The US Department of Homeland Security (DHS) has taken the unprecedented step of issuing an emergency directive to demand that government agencies take immediate action to protect DNS infrastructure, in response to a major attack campaign by the Iranian Regime.

The Cybersecurity and Infrastructure Security Agency (CISA) recently issued the Mitigating DNS Infrastructure Tampering directive, which detailed how the Iranian Regime’s hacking collective was infiltrating the DNS systems in order to interrupt and redirect web and e-mail traffic.

It explained that the Iranian hackers were obtaining or compromising user logins or identifications in order to make changes to DNS records by directing users to a fake login page that would save a copy of the credentials before redirecting them to the correct page.

The directive read: “Because the attacker can set DNS record values, they can also obtain valid encryption certificates for an organization’s domain names. This allows the redirected traffic to be decrypted, exposing any user-submitted data. Since the certificate is valid for the domain, end users receive no error warnings.”

This Iranian phishing scheme has been observed on multiple domains run by executive branch agencies, so CISA is demanding that all of these government agencies audit their DNS records on all .gov and related domains within 10 days in order to check whether the problem has been resolved and report any issues they encounter.

CISA also advised that during this 10-day period users update passwords for any accounts that can change DNS records and implement multi-factor authentication, which means that they log in to their accounts via a code that is sent to their phone or email address.
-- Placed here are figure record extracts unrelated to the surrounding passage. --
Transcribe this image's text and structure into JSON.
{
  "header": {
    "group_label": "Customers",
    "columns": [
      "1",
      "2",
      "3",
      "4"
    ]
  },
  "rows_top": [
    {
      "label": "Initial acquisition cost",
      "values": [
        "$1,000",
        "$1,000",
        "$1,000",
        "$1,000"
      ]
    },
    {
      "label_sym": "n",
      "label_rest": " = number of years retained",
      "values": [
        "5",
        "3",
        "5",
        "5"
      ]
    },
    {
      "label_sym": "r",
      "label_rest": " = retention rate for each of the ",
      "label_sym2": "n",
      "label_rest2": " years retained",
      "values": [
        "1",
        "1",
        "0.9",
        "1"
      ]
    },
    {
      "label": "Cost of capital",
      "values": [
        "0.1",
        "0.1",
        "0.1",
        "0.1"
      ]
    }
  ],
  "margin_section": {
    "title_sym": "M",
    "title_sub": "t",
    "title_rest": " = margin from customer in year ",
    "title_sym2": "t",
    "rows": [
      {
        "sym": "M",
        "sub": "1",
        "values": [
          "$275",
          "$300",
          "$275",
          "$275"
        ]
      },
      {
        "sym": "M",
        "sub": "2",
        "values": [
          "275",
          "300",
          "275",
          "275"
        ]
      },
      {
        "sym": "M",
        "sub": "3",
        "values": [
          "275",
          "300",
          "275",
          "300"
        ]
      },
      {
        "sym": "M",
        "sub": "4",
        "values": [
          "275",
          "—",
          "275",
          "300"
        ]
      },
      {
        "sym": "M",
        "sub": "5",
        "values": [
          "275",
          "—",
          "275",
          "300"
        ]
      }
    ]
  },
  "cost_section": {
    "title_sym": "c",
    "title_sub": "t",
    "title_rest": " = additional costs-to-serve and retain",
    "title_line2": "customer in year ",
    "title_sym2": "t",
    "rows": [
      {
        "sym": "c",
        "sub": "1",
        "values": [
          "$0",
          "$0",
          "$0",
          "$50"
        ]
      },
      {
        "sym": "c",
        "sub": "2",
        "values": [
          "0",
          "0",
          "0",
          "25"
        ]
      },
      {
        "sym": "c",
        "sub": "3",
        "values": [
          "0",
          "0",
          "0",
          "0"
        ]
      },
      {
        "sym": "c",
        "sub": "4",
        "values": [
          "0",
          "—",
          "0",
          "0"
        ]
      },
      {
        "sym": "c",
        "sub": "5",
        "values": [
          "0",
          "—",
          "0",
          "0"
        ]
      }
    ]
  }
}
While it is true that the Iranian hackers were sometimes able to thwart multi-factor authentication in the latest cyber attack, it relied on the user entering the code within a short timeframe and presented an additional hurdle for the Iranian hackers.

CISA also noted that agencies will have to take part in a new Certificate Transparency initiative and monitor any log data for issued certificates that they didn’t request, as there is the clear worry about this falling into the wrong hands.

Given that this order is coming out amidst the longest government shutdown in US history, this shows how seriously the US government is taking the Iranian threat.

Earlier this month, cyber security firm FireEye explained that a global DNS hijacking campaign targeting dozens of domains run by government, telecommunications, and internet infrastructure providers in the Middle East, North Africa, Europe and North America was traced back to Iran. It is believed the Iranian regime’s hackers were looking for confidential information from Middle East governments.